Joints are points of contact between bones, or between bones and cartilages. 3 types:
1. Fibrous (immovable) joints: E.g. sutures b/w skull bones.
2. Cartilaginous joints (Slightly movable joints): Bones are joined together with the help of cartilages. E.g. Joints between the adjacent vertebrae.
3. Synovial (movable) joints: They have a fluid filled synovial cavity between articulating surfaces of 2 bones.
Types of synovial joint
DISORDERS OF MUSCULAR & SKELETAL SYSTEMS
1. Myasthenia gravis: An auto immune disorder that affects neuromuscular junction. It leads to fatigue, weakening and paralysis of skeletal muscles.

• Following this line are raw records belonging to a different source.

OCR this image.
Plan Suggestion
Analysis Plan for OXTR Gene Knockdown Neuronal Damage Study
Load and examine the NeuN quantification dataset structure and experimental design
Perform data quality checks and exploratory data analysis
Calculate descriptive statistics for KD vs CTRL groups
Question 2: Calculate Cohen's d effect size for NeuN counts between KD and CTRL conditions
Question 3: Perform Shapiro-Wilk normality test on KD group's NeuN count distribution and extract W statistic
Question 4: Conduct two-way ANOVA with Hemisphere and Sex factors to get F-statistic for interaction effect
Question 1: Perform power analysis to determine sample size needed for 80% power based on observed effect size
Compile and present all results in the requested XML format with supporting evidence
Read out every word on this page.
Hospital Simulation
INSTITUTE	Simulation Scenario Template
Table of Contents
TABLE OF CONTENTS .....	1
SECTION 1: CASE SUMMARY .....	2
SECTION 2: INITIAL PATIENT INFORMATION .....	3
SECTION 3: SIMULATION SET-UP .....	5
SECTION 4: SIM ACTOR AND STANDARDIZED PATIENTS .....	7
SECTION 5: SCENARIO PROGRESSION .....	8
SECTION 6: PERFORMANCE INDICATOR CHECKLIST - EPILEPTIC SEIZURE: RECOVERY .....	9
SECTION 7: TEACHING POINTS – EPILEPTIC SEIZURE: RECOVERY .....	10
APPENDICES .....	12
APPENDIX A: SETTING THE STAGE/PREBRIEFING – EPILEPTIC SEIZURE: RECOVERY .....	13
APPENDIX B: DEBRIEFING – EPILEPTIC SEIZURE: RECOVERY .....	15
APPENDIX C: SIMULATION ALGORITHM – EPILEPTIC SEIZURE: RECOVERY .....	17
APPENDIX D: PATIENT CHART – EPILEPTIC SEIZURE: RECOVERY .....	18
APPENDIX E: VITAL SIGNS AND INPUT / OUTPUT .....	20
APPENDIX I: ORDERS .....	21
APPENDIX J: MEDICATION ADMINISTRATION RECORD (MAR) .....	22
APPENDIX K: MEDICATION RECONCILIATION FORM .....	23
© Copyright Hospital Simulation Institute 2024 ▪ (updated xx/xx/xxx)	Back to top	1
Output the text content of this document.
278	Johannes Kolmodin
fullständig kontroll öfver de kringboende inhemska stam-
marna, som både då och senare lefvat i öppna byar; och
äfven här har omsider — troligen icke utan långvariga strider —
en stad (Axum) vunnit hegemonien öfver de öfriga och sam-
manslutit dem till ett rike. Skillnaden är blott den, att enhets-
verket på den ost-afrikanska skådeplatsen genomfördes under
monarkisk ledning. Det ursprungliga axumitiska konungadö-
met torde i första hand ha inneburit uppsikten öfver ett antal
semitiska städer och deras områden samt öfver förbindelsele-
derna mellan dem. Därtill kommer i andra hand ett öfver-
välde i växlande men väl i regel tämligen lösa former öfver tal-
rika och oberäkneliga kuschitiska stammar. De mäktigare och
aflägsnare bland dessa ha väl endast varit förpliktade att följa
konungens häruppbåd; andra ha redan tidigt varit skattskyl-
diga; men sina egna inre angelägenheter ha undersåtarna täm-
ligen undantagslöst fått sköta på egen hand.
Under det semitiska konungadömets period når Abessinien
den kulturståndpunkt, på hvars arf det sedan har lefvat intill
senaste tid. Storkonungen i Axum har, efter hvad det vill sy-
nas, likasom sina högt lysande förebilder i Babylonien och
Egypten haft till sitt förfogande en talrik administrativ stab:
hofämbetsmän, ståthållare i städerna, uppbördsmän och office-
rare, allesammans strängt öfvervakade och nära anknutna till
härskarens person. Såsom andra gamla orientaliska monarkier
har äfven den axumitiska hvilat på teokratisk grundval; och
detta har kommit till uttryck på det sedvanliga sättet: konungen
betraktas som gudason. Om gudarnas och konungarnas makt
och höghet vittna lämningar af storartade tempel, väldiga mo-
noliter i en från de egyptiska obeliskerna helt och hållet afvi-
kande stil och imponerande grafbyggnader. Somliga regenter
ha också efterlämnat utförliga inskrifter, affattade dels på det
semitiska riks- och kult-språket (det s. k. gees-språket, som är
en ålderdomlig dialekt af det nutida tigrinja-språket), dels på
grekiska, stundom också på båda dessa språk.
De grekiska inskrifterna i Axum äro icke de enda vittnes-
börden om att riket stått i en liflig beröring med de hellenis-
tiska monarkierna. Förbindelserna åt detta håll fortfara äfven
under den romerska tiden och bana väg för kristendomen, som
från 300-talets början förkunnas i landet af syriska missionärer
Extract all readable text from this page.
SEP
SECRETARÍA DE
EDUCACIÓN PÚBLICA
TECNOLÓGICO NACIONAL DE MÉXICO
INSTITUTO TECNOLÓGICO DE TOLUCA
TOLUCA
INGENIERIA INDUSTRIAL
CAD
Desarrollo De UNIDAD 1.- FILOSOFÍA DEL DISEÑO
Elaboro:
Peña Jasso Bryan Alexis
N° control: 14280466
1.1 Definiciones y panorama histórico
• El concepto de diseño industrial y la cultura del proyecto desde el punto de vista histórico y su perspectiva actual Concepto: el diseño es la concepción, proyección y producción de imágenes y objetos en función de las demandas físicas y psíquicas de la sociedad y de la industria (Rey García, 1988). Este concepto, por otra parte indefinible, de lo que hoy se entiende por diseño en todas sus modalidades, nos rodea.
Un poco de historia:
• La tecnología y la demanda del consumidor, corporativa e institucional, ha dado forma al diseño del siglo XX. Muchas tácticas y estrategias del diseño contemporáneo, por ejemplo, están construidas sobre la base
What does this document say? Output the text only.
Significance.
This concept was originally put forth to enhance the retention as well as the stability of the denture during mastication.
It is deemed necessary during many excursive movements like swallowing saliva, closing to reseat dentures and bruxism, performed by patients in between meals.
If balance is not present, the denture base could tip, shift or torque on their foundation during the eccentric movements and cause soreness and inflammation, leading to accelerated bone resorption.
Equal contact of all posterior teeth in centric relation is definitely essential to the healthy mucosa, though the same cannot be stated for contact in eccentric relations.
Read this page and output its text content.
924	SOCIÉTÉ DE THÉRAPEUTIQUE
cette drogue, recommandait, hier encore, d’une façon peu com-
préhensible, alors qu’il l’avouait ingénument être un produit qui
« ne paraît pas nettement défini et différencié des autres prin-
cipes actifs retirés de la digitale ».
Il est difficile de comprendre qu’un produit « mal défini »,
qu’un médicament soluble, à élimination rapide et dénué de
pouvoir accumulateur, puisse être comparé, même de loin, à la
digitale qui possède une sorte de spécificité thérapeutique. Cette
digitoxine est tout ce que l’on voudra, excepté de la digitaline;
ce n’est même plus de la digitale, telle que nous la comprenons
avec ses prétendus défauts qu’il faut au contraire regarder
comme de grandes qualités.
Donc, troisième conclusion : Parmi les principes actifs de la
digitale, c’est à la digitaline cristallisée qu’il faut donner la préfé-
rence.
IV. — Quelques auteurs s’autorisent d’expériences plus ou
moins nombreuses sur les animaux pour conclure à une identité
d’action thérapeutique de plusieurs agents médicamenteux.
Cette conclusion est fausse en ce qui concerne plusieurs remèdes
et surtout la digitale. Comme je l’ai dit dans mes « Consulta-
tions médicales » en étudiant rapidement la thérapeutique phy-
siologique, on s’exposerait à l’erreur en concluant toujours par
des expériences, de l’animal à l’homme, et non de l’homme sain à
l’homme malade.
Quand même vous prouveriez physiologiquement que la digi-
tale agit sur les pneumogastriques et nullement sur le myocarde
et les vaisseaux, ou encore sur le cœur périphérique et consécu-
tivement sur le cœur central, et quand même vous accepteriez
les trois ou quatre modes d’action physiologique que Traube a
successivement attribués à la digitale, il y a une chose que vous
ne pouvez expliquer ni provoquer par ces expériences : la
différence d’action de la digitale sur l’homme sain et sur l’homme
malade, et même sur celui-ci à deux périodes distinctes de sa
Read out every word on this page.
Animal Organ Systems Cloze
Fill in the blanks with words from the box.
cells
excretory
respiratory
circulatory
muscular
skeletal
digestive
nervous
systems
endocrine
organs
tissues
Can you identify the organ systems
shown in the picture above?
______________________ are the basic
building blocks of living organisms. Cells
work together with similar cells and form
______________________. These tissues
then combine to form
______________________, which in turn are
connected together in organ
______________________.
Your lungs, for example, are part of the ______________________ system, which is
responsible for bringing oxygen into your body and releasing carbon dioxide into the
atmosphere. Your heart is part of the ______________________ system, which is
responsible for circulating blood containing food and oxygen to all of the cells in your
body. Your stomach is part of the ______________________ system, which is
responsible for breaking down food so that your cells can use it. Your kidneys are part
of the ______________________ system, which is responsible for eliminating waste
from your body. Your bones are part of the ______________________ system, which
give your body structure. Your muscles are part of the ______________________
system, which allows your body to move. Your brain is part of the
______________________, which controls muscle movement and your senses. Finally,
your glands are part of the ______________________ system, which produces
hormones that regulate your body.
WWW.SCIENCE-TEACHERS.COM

2. Muscular dystrophy: Progressive degeneration of skeletal muscles. Mostly due to genetic disorder.
3. Tetany: Rapid muscle spasm due to low Ca2+ in body fluid.
4. Arthritis: Inflammation of joints.
5. Osteoporosis: Age- related disorder characterized by decreased bone mass and increased chances of fractures. Decreased level of estrogen is a common cause.
6. Gout: Inflammation of joints due to accumulation of uric acid crystals.